Gericht: Oberlandesgericht München
Beschluss verkündet am 29.03.2007
Aktenzeichen: 31 Wx 6/07
Rechtsgebiete: BGB, FGG


Vorschriften:

BGB § 1960 Abs. 1
FGG § 12
1. Ob der Erbe unbekannt ist (§ 1960 Abs. 1 BGB) und ob ein Fürsorgebedürfnis besteht, ist vom Standpunkt des Beschwerdegerichts unter Zugrundelegung des Kenntnisstandes im Zeitpunkt der Entscheidung über die Sicherungsmaßnahme zu beurteilen.

2. Unbekannt ist ein Erbe auch dann, wenn nicht mit hoher Wahrscheinlichkeit feststeht, wer Erbe ist; ein Erbe ist auch dann als unbekannt anzusehen, wenn mehrere Erben in Betracht kommen, und sich der Tatrichter nicht ohne weitere umfangreiche Ermittlungen davon überzeugen kann, wer Erbe ist, weil etwa Streit über die Testierfähigkeit des Erblassers und damit über die Gültigkeit des Testaments besteht.

3. Den Umfang der erforderlichen Ermittlungen bestimmt das Tatsachengericht nach pflichtgemäßem Ermessen (§ 12 FGG).

4. Es ist sachgerecht und regelmäßig geboten, zuerst die Ermittlungen durchzuführen, die erforderlich und möglich sind, um Klarheit über die Anknüpfungstatsachen für die sachverständige Beurteilung der Frage der Testierfähigkeit zu gewinnen.


Gründe:

I. Die verwitwete, kinderlose Erblasserin ist am 15.11.2005 im Alter von 81 Jahren verstorben. Sie war österreichische Staatsangehörige und lebte in München. Der Beteiligte zu 5 ist ihr Neffe, er kommt als gesetzlicher Erbe in Betracht. Die Beteiligten zu 3 und 4 sind die (Stief) Kinder eines langjährigen, am 28.9.2003 verstorbenen Freundes der Erblasserin. Von der Beteiligten zu 1 wurde die Erblasserin, die im November 2000 einen Schlaganfall erlitten hatte, ab Mitte 2001 abwechselnd mit einer weiteren Pflegerin zu Hause betreut.

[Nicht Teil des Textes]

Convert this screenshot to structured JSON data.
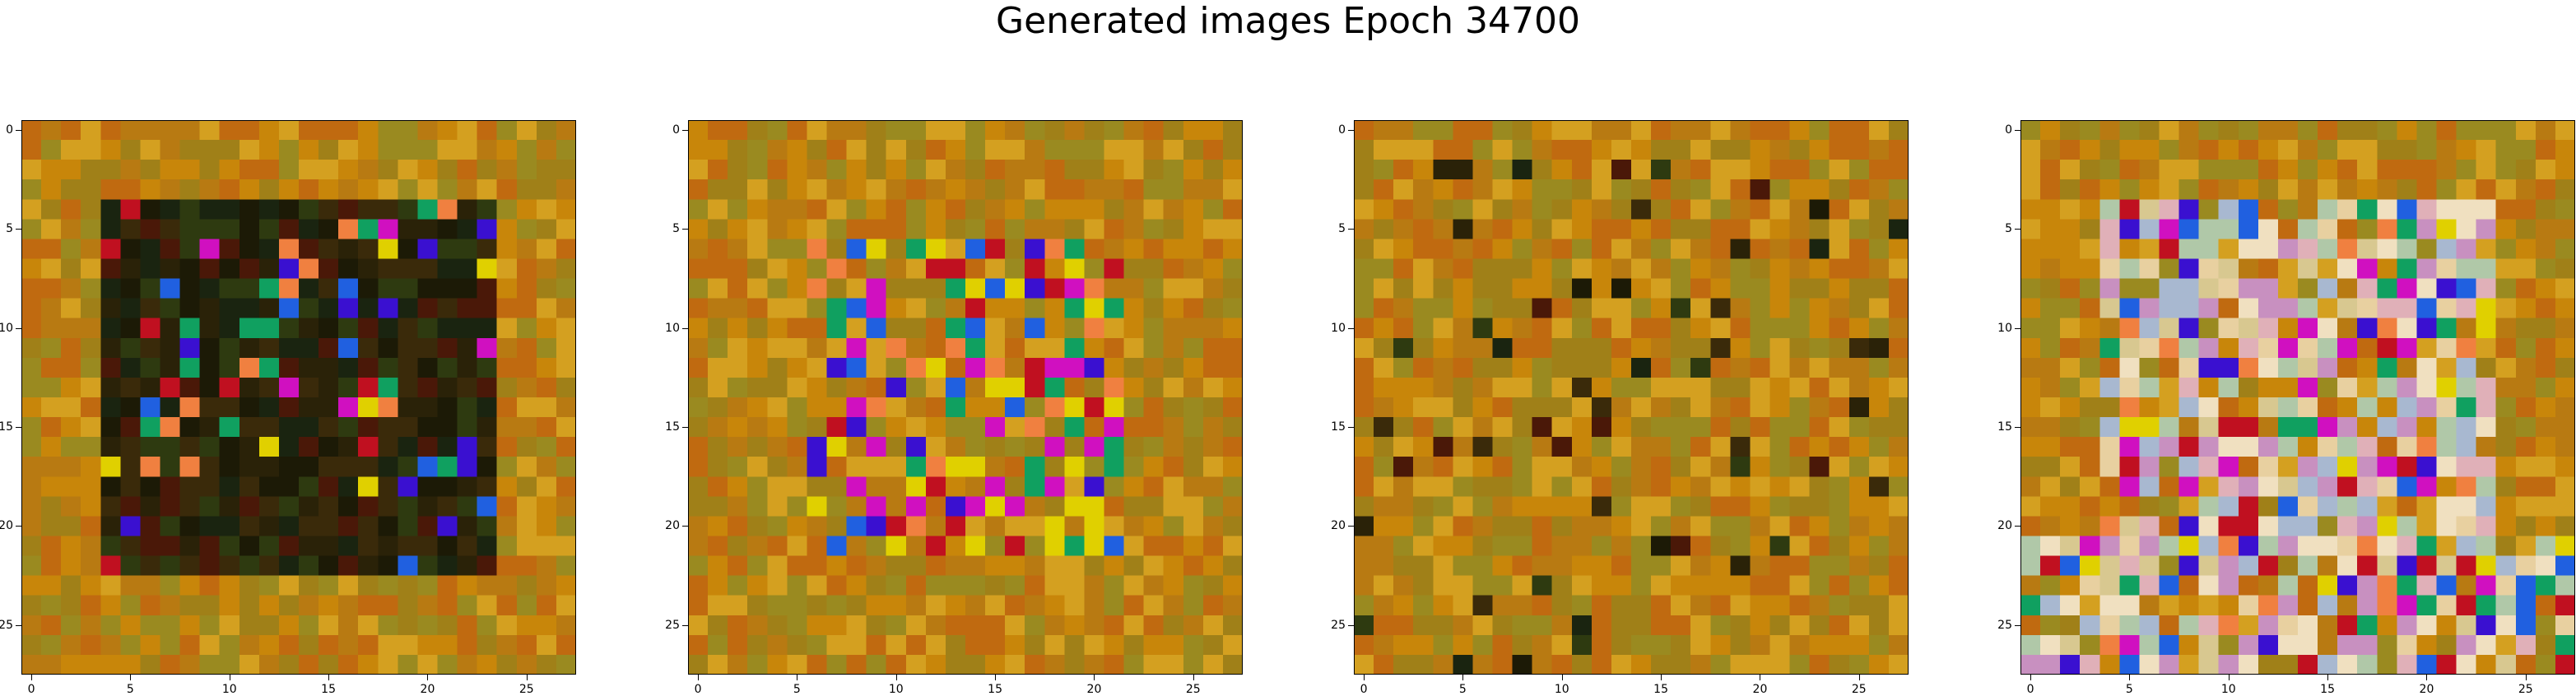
{
  "title": "Generated images Epoch 34700",
  "panels": [
    {
      "name": "image-1",
      "style": "dark-center"
    },
    {
      "name": "image-2",
      "style": "vivid-center"
    },
    {
      "name": "image-3",
      "style": "earthy"
    },
    {
      "name": "image-4",
      "style": "pastel-center"
    }
  ],
  "axes": {
    "x_ticks": [
      "0",
      "5",
      "10",
      "15",
      "20",
      "25"
    ],
    "y_ticks": [
      "0",
      "5",
      "10",
      "15",
      "20",
      "25"
    ]
  },
  "image_grid": {
    "rows": 28,
    "cols": 28
  },
  "palette": {
    "base": [
      "#c8860a",
      "#b87a12",
      "#d4a020",
      "#a08018",
      "#c06a10",
      "#9a8a20"
    ],
    "dark": [
      "#2a2208",
      "#1c1a06",
      "#3a2a0a",
      "#2e3a10",
      "#4a1808",
      "#1a2410"
    ],
    "vivid": [
      "#3a10d0",
      "#d010c0",
      "#e0d000",
      "#c01020",
      "#2060e0",
      "#10a060",
      "#f08040"
    ],
    "pastel": [
      "#e0b0b8",
      "#d8c890",
      "#b0c8a8",
      "#c890c0",
      "#e8d0a0",
      "#a8b8d0",
      "#f0e0c0"
    ]
  }
}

Die Erblasserin hat am 12.1.2001 dem Vater der Beteiligten zu 3 und 4 sowie ihrem Rechtsanwalt, dem Beteiligten zu 2, eine umfassende Altersvorsorgevollmacht mit Wirkung über den Tod hinaus erteilt. Diese Vollmacht wurde hinsichtlich des Beteiligten zu 2 von der Erblasserin mit Schreiben vom 8.8.2002 widerrufen, wobei streitig ist, ob dies wirksam erfolgt ist. Am 4.11.2003 hat die Erblasserin ihrer Bekannten E. H. eine Altersvorsorgevollmacht erteilt.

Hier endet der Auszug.